One of the things I have done at my library is develop a YA program - when I arrived there was small collection of YA books and ZERO YA programming (because when a library is under-funded, and in our case, under-staffed, this is the first area to be neglected). I am happy to say that 9 months later there is a nice collection, twice-monthly teen programs, and a Teen Advisory Group (TAG) with 10 pretty dedicated students. That's the good news.
I learned some of the "other news" at this morning's TAG meeting...
We were talking about advertising the next teen movie on Facebook - which works well for reaching the high school kids, but is not as effective at reaching the middle school kids - and I asked how I could get more kids to read the Teen page of the (new) library website. The answer: "We don't look at websites. Kids do Facebook, and that's about it. We'll Google if we have to for a school paper, and maybe check out Wikipedia, but, really, don't bother with the teen page."
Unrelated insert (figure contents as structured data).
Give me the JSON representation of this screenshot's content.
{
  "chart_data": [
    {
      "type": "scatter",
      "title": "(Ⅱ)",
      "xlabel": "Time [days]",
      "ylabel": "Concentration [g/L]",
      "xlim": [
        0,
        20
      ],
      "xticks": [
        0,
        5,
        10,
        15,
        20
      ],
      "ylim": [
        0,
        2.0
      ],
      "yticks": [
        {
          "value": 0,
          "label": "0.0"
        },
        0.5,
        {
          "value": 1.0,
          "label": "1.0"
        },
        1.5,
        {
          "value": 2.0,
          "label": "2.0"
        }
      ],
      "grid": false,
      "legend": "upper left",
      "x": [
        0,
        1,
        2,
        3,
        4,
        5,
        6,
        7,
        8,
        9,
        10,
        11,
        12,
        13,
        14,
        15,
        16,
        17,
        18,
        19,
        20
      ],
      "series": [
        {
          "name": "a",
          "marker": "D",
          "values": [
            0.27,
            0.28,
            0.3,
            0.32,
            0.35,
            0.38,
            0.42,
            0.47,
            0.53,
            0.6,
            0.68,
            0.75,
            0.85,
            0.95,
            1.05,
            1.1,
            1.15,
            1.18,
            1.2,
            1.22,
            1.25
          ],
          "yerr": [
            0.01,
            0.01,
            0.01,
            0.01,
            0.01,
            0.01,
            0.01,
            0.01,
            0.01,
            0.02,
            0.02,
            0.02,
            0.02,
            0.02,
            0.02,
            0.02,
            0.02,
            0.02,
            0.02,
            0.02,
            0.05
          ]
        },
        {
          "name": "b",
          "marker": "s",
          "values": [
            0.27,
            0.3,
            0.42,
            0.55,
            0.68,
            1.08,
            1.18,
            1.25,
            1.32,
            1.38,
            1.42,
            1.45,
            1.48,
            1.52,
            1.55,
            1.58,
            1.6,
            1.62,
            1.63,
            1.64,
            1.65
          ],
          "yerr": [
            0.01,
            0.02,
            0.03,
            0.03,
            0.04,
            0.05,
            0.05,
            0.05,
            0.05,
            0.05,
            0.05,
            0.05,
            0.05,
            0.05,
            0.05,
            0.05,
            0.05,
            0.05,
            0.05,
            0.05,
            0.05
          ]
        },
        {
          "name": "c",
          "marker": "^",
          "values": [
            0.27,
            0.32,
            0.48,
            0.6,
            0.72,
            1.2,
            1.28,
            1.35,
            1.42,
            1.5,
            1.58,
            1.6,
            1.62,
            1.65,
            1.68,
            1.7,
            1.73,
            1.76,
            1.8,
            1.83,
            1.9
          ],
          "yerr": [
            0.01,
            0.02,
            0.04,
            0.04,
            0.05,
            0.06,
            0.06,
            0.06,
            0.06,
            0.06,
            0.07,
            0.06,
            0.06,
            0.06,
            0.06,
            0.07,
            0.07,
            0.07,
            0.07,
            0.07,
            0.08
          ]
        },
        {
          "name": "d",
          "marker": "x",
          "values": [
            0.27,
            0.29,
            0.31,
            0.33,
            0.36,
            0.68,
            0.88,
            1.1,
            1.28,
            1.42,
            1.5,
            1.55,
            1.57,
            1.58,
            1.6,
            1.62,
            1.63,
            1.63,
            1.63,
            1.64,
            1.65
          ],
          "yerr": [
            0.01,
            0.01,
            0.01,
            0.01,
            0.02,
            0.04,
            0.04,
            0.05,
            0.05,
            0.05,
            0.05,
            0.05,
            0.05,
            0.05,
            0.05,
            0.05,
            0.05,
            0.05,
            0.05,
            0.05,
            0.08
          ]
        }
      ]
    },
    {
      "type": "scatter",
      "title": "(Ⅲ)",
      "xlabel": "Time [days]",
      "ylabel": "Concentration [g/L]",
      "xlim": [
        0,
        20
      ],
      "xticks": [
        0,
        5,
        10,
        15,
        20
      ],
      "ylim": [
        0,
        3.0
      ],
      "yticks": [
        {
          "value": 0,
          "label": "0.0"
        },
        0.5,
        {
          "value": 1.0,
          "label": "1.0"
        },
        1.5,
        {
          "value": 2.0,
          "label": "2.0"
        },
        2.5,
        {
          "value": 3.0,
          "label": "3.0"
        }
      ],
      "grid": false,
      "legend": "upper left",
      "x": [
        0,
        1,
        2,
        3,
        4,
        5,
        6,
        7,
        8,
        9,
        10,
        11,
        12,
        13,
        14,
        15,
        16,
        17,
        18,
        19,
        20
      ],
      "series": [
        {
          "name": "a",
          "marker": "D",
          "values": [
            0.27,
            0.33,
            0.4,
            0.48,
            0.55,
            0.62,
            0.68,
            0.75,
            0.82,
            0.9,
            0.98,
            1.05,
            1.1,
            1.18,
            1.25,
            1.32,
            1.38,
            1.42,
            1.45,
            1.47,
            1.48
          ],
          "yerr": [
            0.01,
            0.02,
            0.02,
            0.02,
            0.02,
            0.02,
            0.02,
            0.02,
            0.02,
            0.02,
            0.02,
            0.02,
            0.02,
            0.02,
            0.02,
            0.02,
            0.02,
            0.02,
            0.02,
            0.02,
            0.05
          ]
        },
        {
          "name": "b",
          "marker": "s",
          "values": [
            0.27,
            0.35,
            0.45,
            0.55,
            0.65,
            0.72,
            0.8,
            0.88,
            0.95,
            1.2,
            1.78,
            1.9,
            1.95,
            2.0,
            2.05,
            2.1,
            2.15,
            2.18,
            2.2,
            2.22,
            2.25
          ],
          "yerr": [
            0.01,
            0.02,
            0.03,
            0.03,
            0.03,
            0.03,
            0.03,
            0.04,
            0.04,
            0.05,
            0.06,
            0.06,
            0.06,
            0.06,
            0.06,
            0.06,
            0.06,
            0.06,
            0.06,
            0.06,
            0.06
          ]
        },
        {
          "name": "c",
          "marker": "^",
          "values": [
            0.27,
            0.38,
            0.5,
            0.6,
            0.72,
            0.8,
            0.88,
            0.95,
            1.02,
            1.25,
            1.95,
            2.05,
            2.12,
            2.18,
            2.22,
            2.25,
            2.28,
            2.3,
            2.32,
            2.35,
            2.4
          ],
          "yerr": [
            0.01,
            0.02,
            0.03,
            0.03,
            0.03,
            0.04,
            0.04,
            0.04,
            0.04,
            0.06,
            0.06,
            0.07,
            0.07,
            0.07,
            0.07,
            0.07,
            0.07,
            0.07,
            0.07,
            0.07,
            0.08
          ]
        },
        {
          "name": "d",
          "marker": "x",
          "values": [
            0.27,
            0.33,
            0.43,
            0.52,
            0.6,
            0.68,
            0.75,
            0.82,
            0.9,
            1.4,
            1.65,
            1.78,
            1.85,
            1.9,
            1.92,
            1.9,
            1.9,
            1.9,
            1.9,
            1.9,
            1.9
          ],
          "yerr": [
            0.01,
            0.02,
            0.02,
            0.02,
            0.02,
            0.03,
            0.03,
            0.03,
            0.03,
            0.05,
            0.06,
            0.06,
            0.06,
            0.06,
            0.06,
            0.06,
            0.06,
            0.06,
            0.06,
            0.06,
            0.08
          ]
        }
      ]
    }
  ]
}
Now, I'm not sure how surprised I was by that. One look at my stats tells me that no one looks at the teen page that I slaved away on for days - in spite of all the PR I have done - but I guess I was surprised to learn that high school students don't seem interested in surfing the web at all (gaming sites not withstanding). Oooookaaayyy....
"So, I was thinking of having a workshop on blogging - would there be any interest in that?"
"Nah, we say everything we need to say on Facebook."
"Ok, what about Twitter?"
"Twitter is for old people. My mom is on Twitter. Which is cool, I guess, because I didn't know she even knew what Twitter is, but really, what's the point of Twitter?"
Well, I can't fault this question, since many people find no use for Twitter, and those that do are usually connected to a network of other like-minded adults. But again, I guess I was just surprised by the total lack of interest.
"I've noticed on some of your Facebook pages a lot of talk and excitemnet about college. Some of you are getting your acceptance letters back, the juniors are making the rounds visiting schools - what about a Get Ready For College workshop?"
"What do you mean? Like college work?"
"Well, yeah. Um, I noticed just now that you said that you use Google for your research papers. Uh, you can't really get away with that in college."
"What do you mean? How else do you find stuff?"
From here we discussed what, exactly, happens during their paper writing process: they use Google to find websites. They cite (if they are even required to have a works cited page) the websites. They are often required to have one or two "book" sources. They use Wikipedia. They cite Wikipedia (and sometimes get away with it). They LOVE SparkNotes and copy them profusely. NONE of them had ever heard of a "journal" or used a "database."
Back to reality:
"OK, so when you go to college in the fall, you will have to use databases and find journal articles and read books in order to do a paper properly. Wouldn't you like to learn some of that ahead of time? I can show you..."
"Nah. I mean, if we don't know about all that, we can't be the only ones - we'll figure it out when we get there."
Now, I feel I need to make something really clear, here - these kids, the kids in TAG, are the cream of the school's crop. Seriously. Top of the class. Members of band, theater, Student Council. One has been accepted to an Ivy. And not only do they not know what a database is, they have never been required to know.
At this point I must have looked stricken because one of the young men looked at me somewhat sadly and said, "This is why we're here - to tell you how it is and what we do. We're trying to help."
I feel really really old, and completely "uncool."